Mobiliser son intelligence rusée pour palier le décalage entre la prescription et l’activité réelle à un caractère transgressif et, exercée isolement, cette attitude devient source de souffrance. Mais quand cette mise en jeu de son corps emporte la reconnaissance collective de l’utilité d’une telle pratique alors, s’allient plaisir et ingéniosité.

L’emploi de la mètis qui s’oppose au recours à la force est dérangeant car il appartient à tous, hommes, femmes, animaux, dieux…, c’est une intelligence transversale à toutes les classes sociales. Ulysse, Pénélope, Shéhérazade, le Petit Poucet, le renard, ainsi que de nombreux personnages de contes populaires sont des héros à la mètis qui par ingéniosité ont sauvé leurs vies.

La mètis ne relève pas du diplôme mais du métier, cette intelligence pratique est toujours située dans une action.
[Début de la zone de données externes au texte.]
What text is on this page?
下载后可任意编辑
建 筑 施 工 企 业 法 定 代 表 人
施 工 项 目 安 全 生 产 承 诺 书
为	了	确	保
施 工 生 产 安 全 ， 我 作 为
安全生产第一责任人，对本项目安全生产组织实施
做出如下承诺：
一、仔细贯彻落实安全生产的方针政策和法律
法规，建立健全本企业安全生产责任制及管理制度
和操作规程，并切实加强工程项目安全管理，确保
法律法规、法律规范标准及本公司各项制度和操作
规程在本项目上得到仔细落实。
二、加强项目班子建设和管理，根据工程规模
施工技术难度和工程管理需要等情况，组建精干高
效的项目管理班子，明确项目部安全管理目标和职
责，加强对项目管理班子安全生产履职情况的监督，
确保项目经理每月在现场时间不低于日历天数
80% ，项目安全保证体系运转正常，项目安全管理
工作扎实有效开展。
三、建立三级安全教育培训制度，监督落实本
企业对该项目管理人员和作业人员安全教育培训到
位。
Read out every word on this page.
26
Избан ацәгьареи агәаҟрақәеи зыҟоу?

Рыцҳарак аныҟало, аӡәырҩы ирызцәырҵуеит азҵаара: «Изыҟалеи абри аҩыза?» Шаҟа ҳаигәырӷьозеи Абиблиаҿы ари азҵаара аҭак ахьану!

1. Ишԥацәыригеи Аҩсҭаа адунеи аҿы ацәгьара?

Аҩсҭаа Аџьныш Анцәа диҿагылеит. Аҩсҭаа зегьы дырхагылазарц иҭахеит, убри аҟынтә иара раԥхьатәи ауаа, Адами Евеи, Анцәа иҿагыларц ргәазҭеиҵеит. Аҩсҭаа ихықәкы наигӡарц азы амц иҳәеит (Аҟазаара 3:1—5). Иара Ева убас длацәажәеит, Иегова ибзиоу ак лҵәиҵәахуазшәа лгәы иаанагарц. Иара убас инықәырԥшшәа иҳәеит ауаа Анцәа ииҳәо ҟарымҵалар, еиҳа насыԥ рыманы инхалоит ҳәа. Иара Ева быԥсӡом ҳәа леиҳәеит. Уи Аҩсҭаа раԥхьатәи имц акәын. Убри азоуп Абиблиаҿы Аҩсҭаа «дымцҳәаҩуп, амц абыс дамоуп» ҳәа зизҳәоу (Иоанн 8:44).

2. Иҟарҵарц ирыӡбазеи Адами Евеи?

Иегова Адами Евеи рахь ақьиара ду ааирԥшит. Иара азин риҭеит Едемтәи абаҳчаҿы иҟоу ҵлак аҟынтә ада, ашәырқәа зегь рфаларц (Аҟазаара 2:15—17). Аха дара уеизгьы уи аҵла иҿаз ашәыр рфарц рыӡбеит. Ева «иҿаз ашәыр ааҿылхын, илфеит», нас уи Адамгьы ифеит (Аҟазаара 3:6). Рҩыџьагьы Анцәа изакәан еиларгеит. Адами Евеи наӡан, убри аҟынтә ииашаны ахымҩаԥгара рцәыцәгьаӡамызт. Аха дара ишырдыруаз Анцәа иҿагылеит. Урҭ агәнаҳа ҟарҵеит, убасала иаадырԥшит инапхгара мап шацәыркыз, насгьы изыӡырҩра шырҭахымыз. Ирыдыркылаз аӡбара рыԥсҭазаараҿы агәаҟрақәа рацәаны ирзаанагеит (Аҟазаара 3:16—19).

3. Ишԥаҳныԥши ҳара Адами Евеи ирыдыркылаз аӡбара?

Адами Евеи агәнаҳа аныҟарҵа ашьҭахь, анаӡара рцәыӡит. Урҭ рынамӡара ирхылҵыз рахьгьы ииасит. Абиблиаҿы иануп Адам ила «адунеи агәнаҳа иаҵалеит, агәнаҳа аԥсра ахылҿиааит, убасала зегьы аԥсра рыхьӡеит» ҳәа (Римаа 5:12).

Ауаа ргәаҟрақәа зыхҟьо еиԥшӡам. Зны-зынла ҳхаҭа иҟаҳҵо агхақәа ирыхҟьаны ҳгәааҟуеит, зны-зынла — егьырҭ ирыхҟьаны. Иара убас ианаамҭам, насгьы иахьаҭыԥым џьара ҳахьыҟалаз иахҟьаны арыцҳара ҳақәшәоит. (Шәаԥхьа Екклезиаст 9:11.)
La cognition seule ne suffit pas pour travailler, bien que valorisée, déjà par Platon, l’intelligence logico-déductive doit être combiner sans cesse à l’intelligence du corps.

Si la mètis facilite le travail, elle développe des conduites qui à l’observation peuvent sembler absurdes et illégitimes. La théorisation de la mètis par la psychodynamique du travail favorise l’interprétation de comportements par ailleurs difficiles à élucider, de situations insolites qui permettent de mieux faire son travail en répondant à plusieurs rationalités.

Valérie Tarrou
1) Dejours, C. (2009). « Travail vivant - 1 : Sexualité et travail ». Payot : Paris. P. 29 à 31.
2) Molinier, P. (2006). « Les Enjeux psychiques du travail ». Payot : Paris. P. 90 à 102.

mardi 4 mai 2010

Pour écouter Christophe Dejours sur France Culture

Christophe Dejours, psychanalyste, psychiatre, clinicien du travail, invité de l’émission «A voix nue» sur France culture du 3 au 7 mai 2010. Au programme, Lundi : Les années de formation. Mardi : La clinique du travail. Mercredi : Le corps dans tous ses états. Jeudi : La souffrance au travail. Vendredi : Les voies de l’émancipation.